Sygnalizacja dla samochodów ma dodatkowy aspekt (czy mówi się po polsku 'aspekt' w tym znaczeniu?) - zielone migające. Myślałem, że w związku z tym ewakuacja jest na zółtym, ale nie: czerwona faza dla wszystkich też jest.

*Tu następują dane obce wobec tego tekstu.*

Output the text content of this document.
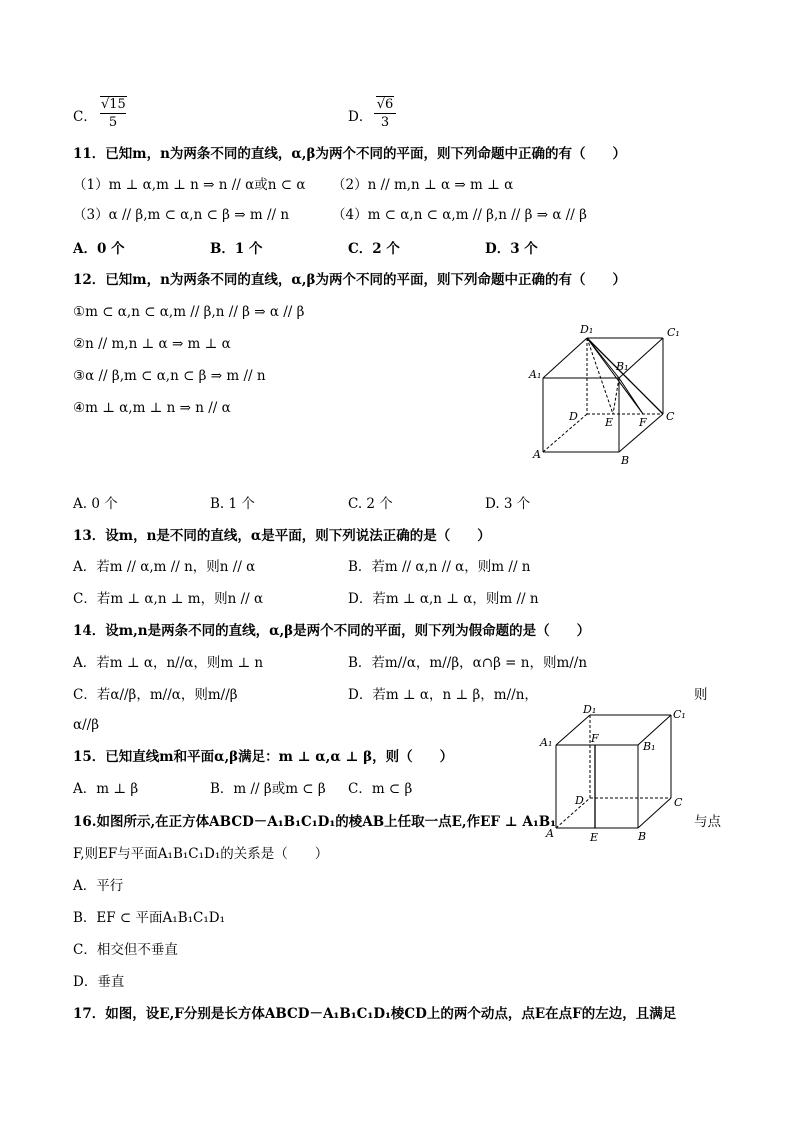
C．
√15
5	D．
√6
3
11．已知m，n为两条不同的直线，α,β为两个不同的平面，则下列命题中正确的有（　　）
（1）m ⊥ α,m ⊥ n ⇒ n // α或n ⊂ α （2）n // m,n ⊥ α ⇒ m ⊥ α
（3）α // β,m ⊂ α,n ⊂ β ⇒ m // n	（4）m ⊂ α,n ⊂ α,m // β,n // β ⇒ α // β
A．0 个	B．1 个	C．2 个	D．3 个
12．已知m，n为两条不同的直线，α,β为两个不同的平面，则下列命题中正确的有（　　）
①m ⊂ α,n ⊂ α,m // β,n // β ⇒ α // β
②n // m,n ⊥ α ⇒ m ⊥ α
③α // β,m ⊂ α,n ⊂ β ⇒ m // n
④m ⊥ α,m ⊥ n ⇒ n // α
D₁	C₁
A₁
B₁
D E F C
A	B
A. 0 个	B. 1 个	C. 2 个	D. 3 个
13．设m，n是不同的直线，α是平面，则下列说法正确的是（　　）
A．若m // α,m // n，则n // α	B．若m // α,n // α，则m // n
C．若m ⊥ α,n ⊥ m，则n // α	D．若m ⊥ α,n ⊥ α，则m // n
14．设m,n是两条不同的直线，α,β是两个不同的平面，则下列为假命题的是（　　）
A．若m ⊥ α，n//α，则m ⊥ n	B．若m//α，m//β，α∩β = n，则m//n
C．若α//β，m//α，则m//β	D．若m ⊥ α，n ⊥ β，m//n，	则
α//β
D₁	C₁
A₁	F
B₁
D	C
A	E	B
15．已知直线m和平面α,β满足：m ⊥ α,α ⊥ β，则（　　）
A．m ⊥ β	B．m // β或m ⊂ β C．m ⊂ β
16.如图所示,在正方体ABCD－A₁B₁C₁D₁的棱AB上任取一点E,作EF ⊥ A₁B₁	与点
F,则EF与平面A₁B₁C₁D₁的关系是（　　）
A．平行
B．EF ⊂ 平面A₁B₁C₁D₁
C．相交但不垂直
D．垂直
17．如图，设E,F分别是长方体ABCD－A₁B₁C₁D₁棱CD上的两个动点，点E在点F的左边，且满足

Niektóre kombinacje dość zaskakujące:
Obrazek

Światła dla rowerzystów często wspólne z pieszymi:
Obrazek

Obrazek roweru czasem wygląda tak:
Obrazek

Wiem już, skąd Galas wziął duszki:
Obrazek

A przy okazji - znaki 'droga jednokierunkowa' w stylu amerykańskim
Obrazek
Podobne widziałem we Włoszech. I chyba (też podobnie jak w Italii) nie stosuje się znaków 'zakaz skrętu', ale w tym kierunku szerokich badań nie prowadziłem.

: 30 wrz 2013, 0:01
autor: Wiliam
Warunkowy przejazd na wprost widziałem w tym roku w Miszkolcu i też miałem zaskoczkę.
Duszki zdarzają się przecież też w innych miastach, to chyba nie jest tak strasznie rzadkie?

: 30 wrz 2013, 0:21
autor: MichalJ
Wydajemisie, że raczej widywałem zwykłe żółte migające niż duszki.

: 30 wrz 2013, 0:32
autor: Wiliam
Od dziecka pamiętam tego duszka w Cieszynie.
https://maps.google.pl/?ll=49.749629,18 ... 8,,1,-0.91

: 30 wrz 2013, 10:22
autor: a/p TALENT
Zdjęcia i komentarze bardzo trafne. Mimo, że przebywałem w Wiedniu ok. 30 razy, wiele uchwyconych i skomentowanych ciekawostek było dla mnie nowością / raczej był to efekt
"opatrzenia" bez refleksji /. Ta jednokierunkowość potrafi nieźle skołować kierowcę, zwłaszcza jak szuka się miejsca do parkowania.

: 30 wrz 2013, 13:21
autor: JacekM
Będąc paręnaście lat temu w Berlinie nie mogłem się nadziwić mnogości Einbahnstrasse - w RFN też jest takie oznaczenie.

: 30 wrz 2013, 21:05
autor: Glonojad
Bardzo cenne impresje. Jak znajdę chwilę natchnienia, pokomentuję.

: 30 wrz 2013, 21:57
autor: fik
MichalJ pisze: Oznakowanie własne, a nie znak drogowy (czy ja już o tym nie mówiłem kiedyś?):
Obrazek
To ja już wolę nasze znaki drogowe.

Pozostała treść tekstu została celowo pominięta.